Vegetable Tetrazzini
CATEGORIES
INGREDIENTS
  • Servings: 4
  • 1/2 cup chopped onion
  • 1 (10 3/4-ounce) can Healthy Request Cream of Mushroom Soup
  • 1/2 cup skim milk
  • 1 1/2 cups (6 ounces) shredded Kraft reduced-fat Cheddar cheese
  • 1/4 cup (one 2-ounce jar) chopped pimiento, drained
  • 1/4 cup chopped fresh parsley or 1 tablespoon dried parsley flakes
  • 2 cups hot cooked spaghetti, rinsed and drained
  • 2 cups (one 16-ounce can) sliced carrots, rinsed and drained
  • 2 cups (one 16-ounce can) cut green beans, rinsed and drained
DIRECTIONS
  1. In a large skillet sprayed with butter-flavored cooking spray, sauté onion for 5 minutes.
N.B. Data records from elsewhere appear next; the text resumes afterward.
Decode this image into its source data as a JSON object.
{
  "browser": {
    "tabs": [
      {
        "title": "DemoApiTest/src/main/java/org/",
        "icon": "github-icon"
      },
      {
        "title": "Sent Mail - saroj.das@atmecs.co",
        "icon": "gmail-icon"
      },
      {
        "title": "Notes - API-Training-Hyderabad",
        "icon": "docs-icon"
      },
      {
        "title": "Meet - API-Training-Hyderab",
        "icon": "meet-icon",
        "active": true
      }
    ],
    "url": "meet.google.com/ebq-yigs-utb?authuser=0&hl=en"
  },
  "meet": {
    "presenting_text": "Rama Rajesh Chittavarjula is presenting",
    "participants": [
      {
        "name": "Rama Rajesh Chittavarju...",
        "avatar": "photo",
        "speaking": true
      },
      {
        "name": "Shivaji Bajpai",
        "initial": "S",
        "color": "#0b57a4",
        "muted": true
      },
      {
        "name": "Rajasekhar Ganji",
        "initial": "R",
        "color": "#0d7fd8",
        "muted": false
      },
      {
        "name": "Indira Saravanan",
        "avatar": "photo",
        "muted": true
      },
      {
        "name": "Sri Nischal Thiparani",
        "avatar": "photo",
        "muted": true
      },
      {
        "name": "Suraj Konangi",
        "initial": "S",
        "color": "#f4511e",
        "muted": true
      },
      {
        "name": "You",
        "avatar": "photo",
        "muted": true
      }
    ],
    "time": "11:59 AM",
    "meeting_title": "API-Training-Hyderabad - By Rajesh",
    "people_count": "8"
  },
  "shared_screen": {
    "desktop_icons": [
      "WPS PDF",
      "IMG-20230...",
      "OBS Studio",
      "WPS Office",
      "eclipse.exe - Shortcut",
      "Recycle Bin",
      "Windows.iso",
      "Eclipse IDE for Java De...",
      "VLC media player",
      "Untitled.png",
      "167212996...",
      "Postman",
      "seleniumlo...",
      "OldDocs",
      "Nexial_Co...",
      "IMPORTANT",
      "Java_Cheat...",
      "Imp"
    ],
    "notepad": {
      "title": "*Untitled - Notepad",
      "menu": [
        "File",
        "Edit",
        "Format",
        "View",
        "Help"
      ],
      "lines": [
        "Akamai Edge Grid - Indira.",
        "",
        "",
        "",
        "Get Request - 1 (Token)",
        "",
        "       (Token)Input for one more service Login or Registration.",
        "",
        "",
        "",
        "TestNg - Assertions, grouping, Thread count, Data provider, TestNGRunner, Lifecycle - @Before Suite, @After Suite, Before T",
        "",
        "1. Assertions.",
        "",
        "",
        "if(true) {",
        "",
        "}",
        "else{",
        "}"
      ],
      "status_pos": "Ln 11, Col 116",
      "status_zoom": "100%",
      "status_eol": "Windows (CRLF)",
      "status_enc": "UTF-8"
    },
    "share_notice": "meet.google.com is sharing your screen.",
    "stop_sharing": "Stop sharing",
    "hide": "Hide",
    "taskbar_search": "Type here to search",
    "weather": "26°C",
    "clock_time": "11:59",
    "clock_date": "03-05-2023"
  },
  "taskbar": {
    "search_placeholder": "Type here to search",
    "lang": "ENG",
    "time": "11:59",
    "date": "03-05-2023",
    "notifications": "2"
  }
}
  2. Stir in mushroom soup, skim milk, Cheddar cheese, pimiento, and parsley. Continue cooking until cheese melts, stirring often.
  3. Add spaghetti, carrots, and green beans. Mix well to combine.
  4. Lower heat and simmer for 5 minutes, or until mixture is heated through, stirring occasionally.
  5. Tips: 1 1/2 cups broken uncooked spaghetti usually cooks to about 2 cups.